Snacks: Friends or Foes?

Snacks: Friends or Foes?

fitness snackAs registered dietitians, one of the things that people share with us the most is the steps they are taking to get healthier and lose weight. What we typically find most interesting is what people tell us about their snacking habits in their quest to be healthier. Some people say they don’t snack at all when they are on the healthy train, while others proudly announce that they religiously have an afternoon bite to shed pounds. So what’s the deal with snacks and why do people have such different beliefs about them?

The truth is that an afternoon snack can be helpful or harmful for your health or weight-loss goals. If you make a poor choice, you’re typically better off not eating a snack at all. However, if you choose a wise snack at an appropriate time, it will help create a winning situation and set you up for an energy and mood boost and successful weight loss. Here’s why:

Having a small amount of food in between lunch and dinner is a perfect way to curb your hunger and sneak some extra nutrients into your day. Eating something every four hours keeps your blood sugar (glucose) levels more stable, preventing dips. This means you’ll feel more energized and alert because glucose is your brain’s main source of fuel—and this food will tide you over and prevent overeating at dinner. Not so if you choose a snack that works against you!

What makes a snack a foe?

A snack backfires when it’s low in fiber, protein and nutrients. So if you reach for these types of snack foods (think potato chips, soda or candy) you risk overeating because they don’t have much “staying power” and won’t keep you feeling satisfied. Typically, you’ll eat more of these foods to try and satisfy your hunger. Also, you miss the opportunity to add energizing and performance-enhancing nutrients to your diet. In fact, these foes can cause you to have energy lows and crashes—signaling you to eat more food—which is definitely not ideal if you’re hoping to lose weight!

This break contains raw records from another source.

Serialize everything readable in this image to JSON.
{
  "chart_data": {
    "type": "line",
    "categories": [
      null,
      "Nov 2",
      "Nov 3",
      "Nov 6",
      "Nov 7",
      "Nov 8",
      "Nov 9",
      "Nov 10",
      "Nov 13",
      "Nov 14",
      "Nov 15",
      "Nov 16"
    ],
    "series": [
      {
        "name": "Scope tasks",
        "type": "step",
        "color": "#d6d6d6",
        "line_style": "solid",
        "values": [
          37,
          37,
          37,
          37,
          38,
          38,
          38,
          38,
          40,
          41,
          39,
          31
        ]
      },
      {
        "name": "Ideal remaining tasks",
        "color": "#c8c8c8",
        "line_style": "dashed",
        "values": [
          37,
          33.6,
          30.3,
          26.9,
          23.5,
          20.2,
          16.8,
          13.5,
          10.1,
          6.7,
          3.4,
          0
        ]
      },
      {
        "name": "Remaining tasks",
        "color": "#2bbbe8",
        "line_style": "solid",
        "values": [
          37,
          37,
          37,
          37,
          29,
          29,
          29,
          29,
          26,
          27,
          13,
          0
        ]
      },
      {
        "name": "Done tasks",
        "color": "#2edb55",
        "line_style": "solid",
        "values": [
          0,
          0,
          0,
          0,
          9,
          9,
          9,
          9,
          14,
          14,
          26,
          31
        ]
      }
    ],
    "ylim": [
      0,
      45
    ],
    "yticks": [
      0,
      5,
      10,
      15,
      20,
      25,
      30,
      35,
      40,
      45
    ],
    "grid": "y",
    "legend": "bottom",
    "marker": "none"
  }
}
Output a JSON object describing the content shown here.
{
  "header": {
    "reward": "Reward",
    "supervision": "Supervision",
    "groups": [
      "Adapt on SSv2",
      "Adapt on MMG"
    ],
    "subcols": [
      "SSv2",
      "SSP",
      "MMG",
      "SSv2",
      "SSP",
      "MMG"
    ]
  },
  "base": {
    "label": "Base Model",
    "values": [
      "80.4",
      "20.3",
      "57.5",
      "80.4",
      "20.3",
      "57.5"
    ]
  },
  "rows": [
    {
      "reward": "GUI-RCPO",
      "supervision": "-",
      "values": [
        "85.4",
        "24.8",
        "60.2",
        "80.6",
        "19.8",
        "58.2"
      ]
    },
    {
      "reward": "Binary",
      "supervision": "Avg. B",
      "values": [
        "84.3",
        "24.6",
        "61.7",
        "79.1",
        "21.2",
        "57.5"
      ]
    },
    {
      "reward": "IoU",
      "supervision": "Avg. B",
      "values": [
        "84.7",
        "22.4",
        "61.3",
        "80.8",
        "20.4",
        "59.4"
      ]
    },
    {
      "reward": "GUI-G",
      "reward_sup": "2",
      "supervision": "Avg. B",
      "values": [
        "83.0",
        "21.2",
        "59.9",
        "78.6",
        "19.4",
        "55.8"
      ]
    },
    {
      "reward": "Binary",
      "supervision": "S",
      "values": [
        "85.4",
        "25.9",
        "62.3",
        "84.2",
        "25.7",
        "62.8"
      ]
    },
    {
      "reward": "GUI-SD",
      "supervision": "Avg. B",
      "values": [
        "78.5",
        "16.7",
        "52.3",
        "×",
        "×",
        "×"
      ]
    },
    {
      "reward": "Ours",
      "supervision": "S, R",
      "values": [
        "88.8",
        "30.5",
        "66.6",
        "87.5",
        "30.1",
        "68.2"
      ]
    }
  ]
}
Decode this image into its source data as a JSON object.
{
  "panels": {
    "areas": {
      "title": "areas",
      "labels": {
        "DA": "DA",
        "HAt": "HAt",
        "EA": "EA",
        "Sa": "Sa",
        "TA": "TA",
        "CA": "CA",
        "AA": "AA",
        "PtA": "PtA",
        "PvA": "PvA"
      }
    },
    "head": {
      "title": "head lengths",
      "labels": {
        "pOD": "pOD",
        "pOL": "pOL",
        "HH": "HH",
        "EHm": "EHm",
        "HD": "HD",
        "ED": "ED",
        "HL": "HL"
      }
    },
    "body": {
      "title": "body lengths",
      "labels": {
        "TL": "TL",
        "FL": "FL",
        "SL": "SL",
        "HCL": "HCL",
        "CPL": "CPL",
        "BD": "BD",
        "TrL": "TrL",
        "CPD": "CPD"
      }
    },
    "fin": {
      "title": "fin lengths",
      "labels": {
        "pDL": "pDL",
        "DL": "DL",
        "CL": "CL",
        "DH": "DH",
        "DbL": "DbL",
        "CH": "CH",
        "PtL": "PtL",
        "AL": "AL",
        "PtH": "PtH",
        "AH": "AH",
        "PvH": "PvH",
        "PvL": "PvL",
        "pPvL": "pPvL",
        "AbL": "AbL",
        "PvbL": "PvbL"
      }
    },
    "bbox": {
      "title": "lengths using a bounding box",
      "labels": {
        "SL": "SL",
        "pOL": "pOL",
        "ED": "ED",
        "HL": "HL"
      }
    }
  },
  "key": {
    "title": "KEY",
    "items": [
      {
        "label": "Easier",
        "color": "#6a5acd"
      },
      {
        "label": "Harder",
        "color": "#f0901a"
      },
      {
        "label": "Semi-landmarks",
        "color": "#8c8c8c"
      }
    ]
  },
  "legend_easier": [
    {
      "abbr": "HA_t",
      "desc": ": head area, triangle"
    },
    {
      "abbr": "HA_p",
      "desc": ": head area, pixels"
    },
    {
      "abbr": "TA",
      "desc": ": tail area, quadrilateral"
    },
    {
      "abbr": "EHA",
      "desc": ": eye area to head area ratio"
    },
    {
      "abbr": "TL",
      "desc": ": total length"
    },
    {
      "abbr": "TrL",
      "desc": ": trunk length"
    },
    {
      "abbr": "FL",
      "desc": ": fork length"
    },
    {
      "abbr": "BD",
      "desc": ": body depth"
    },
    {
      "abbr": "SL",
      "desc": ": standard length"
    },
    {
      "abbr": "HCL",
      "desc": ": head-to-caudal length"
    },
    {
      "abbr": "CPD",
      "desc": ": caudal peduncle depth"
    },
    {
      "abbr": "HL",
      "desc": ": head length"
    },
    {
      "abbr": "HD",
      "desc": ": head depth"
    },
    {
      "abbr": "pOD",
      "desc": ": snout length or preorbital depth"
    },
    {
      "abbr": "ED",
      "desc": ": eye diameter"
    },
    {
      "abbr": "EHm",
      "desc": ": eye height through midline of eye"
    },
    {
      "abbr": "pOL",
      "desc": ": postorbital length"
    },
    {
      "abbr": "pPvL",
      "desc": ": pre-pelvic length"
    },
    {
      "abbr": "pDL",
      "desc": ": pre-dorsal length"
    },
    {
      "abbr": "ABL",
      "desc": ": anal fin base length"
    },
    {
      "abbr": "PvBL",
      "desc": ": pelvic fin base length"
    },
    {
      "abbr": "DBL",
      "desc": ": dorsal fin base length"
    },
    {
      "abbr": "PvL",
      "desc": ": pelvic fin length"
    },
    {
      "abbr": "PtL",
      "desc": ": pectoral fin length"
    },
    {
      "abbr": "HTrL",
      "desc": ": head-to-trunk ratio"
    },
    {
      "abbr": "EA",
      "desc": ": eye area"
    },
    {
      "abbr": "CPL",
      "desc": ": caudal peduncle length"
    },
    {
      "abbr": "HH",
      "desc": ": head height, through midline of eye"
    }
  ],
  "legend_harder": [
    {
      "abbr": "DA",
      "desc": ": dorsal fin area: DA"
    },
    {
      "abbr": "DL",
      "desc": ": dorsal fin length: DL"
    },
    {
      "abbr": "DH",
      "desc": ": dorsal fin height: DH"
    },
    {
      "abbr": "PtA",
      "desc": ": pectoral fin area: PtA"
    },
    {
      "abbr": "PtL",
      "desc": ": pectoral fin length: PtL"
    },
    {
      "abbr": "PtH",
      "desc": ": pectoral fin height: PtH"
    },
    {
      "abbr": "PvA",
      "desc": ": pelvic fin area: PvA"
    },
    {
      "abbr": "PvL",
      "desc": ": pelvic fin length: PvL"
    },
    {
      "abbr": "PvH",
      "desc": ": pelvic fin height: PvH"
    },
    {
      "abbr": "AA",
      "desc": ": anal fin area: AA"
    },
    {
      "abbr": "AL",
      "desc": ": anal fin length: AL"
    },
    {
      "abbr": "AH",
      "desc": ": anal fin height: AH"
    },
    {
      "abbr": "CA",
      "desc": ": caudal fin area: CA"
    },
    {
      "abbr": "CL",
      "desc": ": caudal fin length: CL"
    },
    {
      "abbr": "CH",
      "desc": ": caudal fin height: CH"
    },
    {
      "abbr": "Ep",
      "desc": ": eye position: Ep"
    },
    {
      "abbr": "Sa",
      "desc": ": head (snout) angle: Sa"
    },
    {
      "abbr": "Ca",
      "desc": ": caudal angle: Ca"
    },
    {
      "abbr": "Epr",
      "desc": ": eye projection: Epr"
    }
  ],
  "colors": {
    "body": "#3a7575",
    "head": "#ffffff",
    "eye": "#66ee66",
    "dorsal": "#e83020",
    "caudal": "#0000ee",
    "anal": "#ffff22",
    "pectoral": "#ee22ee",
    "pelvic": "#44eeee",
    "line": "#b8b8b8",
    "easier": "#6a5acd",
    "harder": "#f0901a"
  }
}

What makes a snack a friend?
These are the key ingredients:

1. Protein and fiber: This is the power combo for satiety. If you want a snack to provide long-lasting energy, prevent mood swings and a growling belly, be sure to include both protein and fiber. (See examples below.)

2. Your healthy snack option should be between 100 and 200 calories if you’re a female and up to 250 calories if you’re a male. You may need the higher amount to tide you over and prevent overeating at dinner if it will be hours before mealtime—or if you’ll be exercising before dinnertime. (You can test this to see if the higher-calorie snack helps.) Go for fewer calories if you’re simply satisfying a craving.

3. Portable so you can be prepared. Although not critical when it comes to a winning snack, it’s good to always have one or two good on-the-go snacks on hand to prevent succumbing to a snack “foe” like vending machine options in a weak moment!

Tip: Use your snack as a chance to take in extra vitamins, minerals and fiber from wholesome food.

Try these snack ideas that have a protein, fiber and calorie combo:

  • -Baby carrots and edamame hummus
  • -An apple with a level tablespoon of peanut butter (or other nut butter) sprinkled with cinnamon
  • -A hardboiled egg, celery and sugar snap peas
  • -Non-fat yogurt topped with berries or one tablespoon of granola
  • -Edamame (We love it plain, but you can dip in mustard or low-fat ranch dressing if you wish!)
  • -Cucumber with low-fat cottage cheese
  • -Cucumber Tuna Sammies (Cucumbers make a light and refreshing mini “bread” for tuna sandwiches. Slice the cucumber into coin-like shapes and make mini sammies or slice it length-wise and spread tuna with dijonnaise in between two slices)
  • -Several whole-grain crackers with black bean dip and salsa (We like Ry-Krisp crackers, which have 30 to 50 calories a sheet.)